Dans le carré du regard
Volontiers queer, le regard que Beugré porte sur ses hommes dépouille ces derniers de toute assignation sur le spectre des orientations. Et si elles les objectifie, qu’elle les fait jouer, se démener sans répit dans l’espace de la scène, c’est pour mieux reconvertir la charge érotisante du male gaze. D’ailleurs, l’entrée carnavalesque des interprètes place l’entièreté du spectacle sous le signe de l’inversion, que ce soit du point de vue de la posture intellectuelle ou de la chorégraphie, censée substantifier cette vision. Ainsi les hommes, une fois dénudés, tournent-ils résolument le dos aux spectateurs·rices. Et si, de cette façon, elle subvertit le lieu commun de la nudité en danse contemporaine, la chorégraphe drape de mystère ses danseurs dans le clair-obscur de la scène, faisant du voyeurisme un facteur d’appréciation, qu’il faut alors assumer, décomplexer. L’on ne voit presque des danseurs que ces fesses sur lesquelles se concentrent les regards et la focale du jeu. Les hommes s’enlèvent mutuellement les caleçons avec les dents lors d’un tableau au haut potentiel burlesque. Tapent leurs propres fesses-tambours, ou celles des autres interprètes. Se touchent, s’auscultent, avancent en brochette, enlacés, en s’empoignant l’un l’autre par derrière.
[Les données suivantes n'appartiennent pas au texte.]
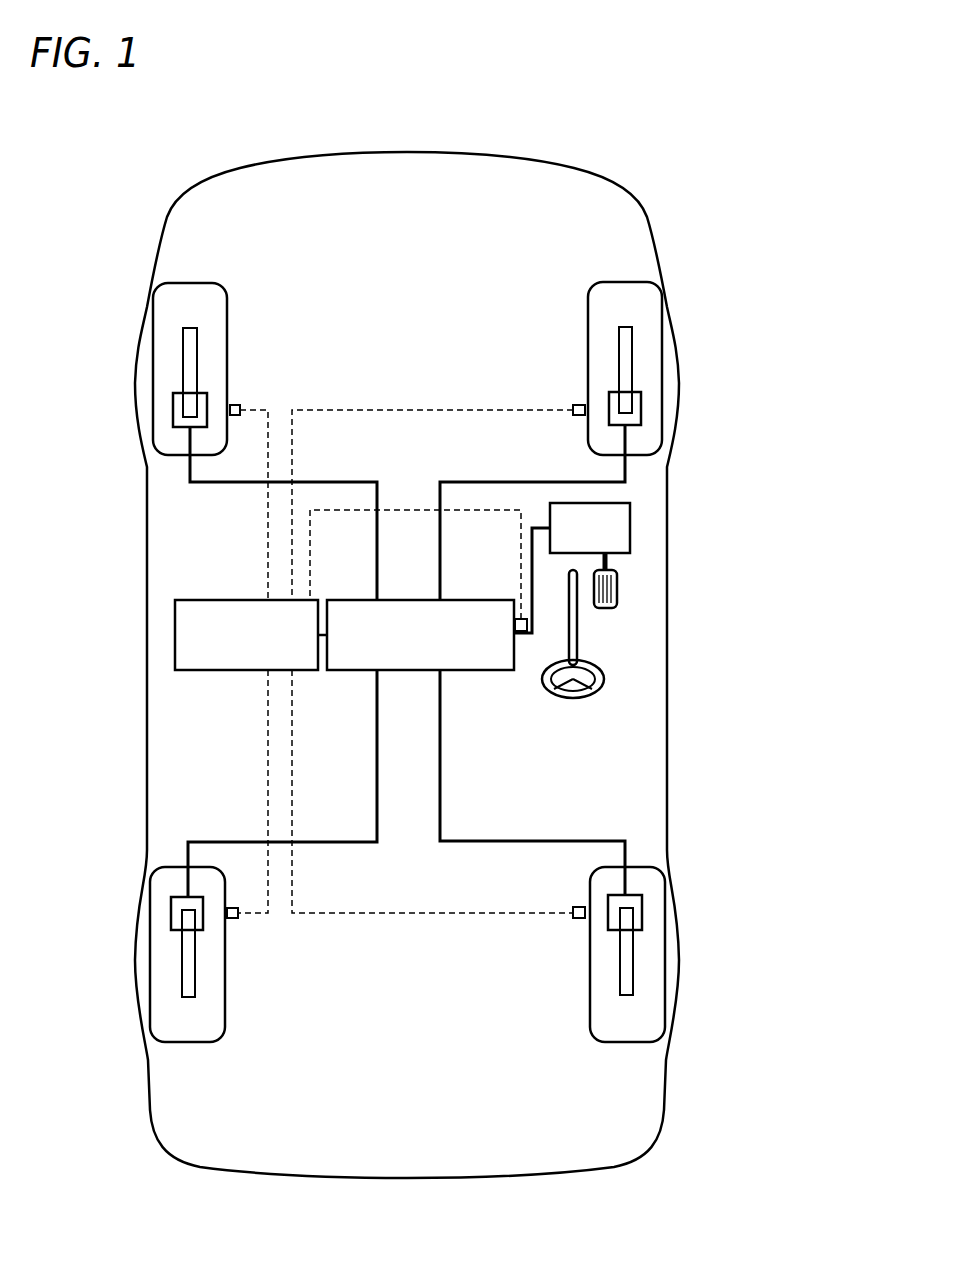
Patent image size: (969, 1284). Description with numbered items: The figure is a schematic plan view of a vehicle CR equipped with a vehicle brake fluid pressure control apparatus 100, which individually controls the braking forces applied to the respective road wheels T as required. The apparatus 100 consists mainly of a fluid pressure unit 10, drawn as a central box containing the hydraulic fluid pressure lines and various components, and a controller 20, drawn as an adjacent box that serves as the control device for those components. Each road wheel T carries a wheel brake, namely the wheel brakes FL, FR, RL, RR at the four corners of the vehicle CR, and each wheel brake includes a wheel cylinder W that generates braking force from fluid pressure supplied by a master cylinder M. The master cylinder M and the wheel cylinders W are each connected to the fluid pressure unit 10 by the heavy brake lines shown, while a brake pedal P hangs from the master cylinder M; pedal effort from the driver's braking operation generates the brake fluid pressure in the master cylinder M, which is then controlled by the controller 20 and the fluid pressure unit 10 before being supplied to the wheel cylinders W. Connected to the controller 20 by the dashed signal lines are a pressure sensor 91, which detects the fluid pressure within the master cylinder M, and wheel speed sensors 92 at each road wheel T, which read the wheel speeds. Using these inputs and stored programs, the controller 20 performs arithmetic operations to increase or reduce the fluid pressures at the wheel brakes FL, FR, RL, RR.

The vehicle brake fluid pressure control apparatus 100 is at (162, 603).
The fluid pressure unit 10 is at (462, 670).
The controller 20 is at (228, 670).
The pressure sensor 91 is at (527, 626).
The wheel speed sensor 92 is at (233, 403).
The vehicle CR is at (542, 157).
The road wheel T is at (153, 333).
The wheel cylinder W is at (173, 412).
The wheel brake FL is at (183, 365).
The wheel brake FR is at (632, 368).
The wheel brake RL is at (182, 955).
The wheel brake RR is at (633, 955).
The master cylinder M is at (630, 535).
The brake pedal P is at (617, 598).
En faisant du postérieur galbé, dansant et dodelinant la partie anatomique la plus érotique d’un homme — voire en l’y réduisant (l’une des prémices du spectacle étant de prouver que les hommes aussi peuvent onduler des hanches) —, Beugré achève l’antithèse du male gaze avec la force tranquille, caustique et subtile de la satire incarnée.
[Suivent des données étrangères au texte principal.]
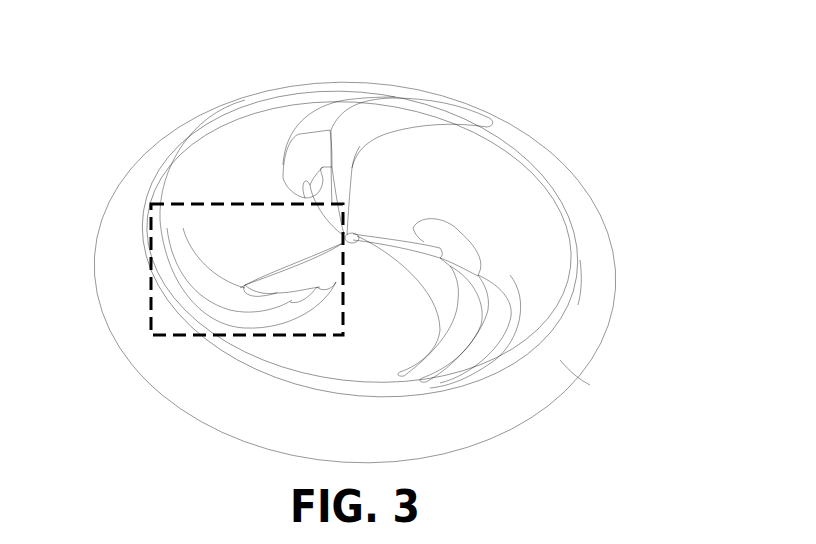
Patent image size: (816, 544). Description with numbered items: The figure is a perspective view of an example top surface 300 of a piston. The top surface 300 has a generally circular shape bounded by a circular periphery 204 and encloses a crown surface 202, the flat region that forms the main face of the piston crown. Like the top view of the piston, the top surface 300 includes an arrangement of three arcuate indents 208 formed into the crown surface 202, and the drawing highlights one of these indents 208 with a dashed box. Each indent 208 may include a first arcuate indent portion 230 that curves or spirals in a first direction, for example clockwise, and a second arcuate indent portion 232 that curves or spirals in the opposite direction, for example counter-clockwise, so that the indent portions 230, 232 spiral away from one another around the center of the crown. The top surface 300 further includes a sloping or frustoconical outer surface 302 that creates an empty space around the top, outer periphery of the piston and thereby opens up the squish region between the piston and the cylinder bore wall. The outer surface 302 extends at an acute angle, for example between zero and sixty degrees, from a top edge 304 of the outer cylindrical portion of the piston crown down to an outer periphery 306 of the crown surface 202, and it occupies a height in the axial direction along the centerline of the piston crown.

The top surface 300 is at (512, 70).
The crown surface 202 is at (490, 197).
The circular periphery 204 is at (560, 223).
The arcuate indents 208 is at (152, 308).
The first arcuate indent portion 230 is at (360, 147).
The second arcuate indent portion 232 is at (298, 153).
The outer surface 302 is at (587, 277).
The top edge 304 is at (575, 375).
The outer periphery 306 is at (490, 367).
C’est en repensant en fait à l’entièreté de ces quatre-vingt-dix minutes de L’homme rare, à cet homme peut-être impossible, qu’il est possible de voir la scène de danse comme ce carré où des corps d’emblée sexualisés, assignés, commandés par un regard tiers, n’ont plus qu’à se démener pour espérer s’échapper du périmètre de ce même regard.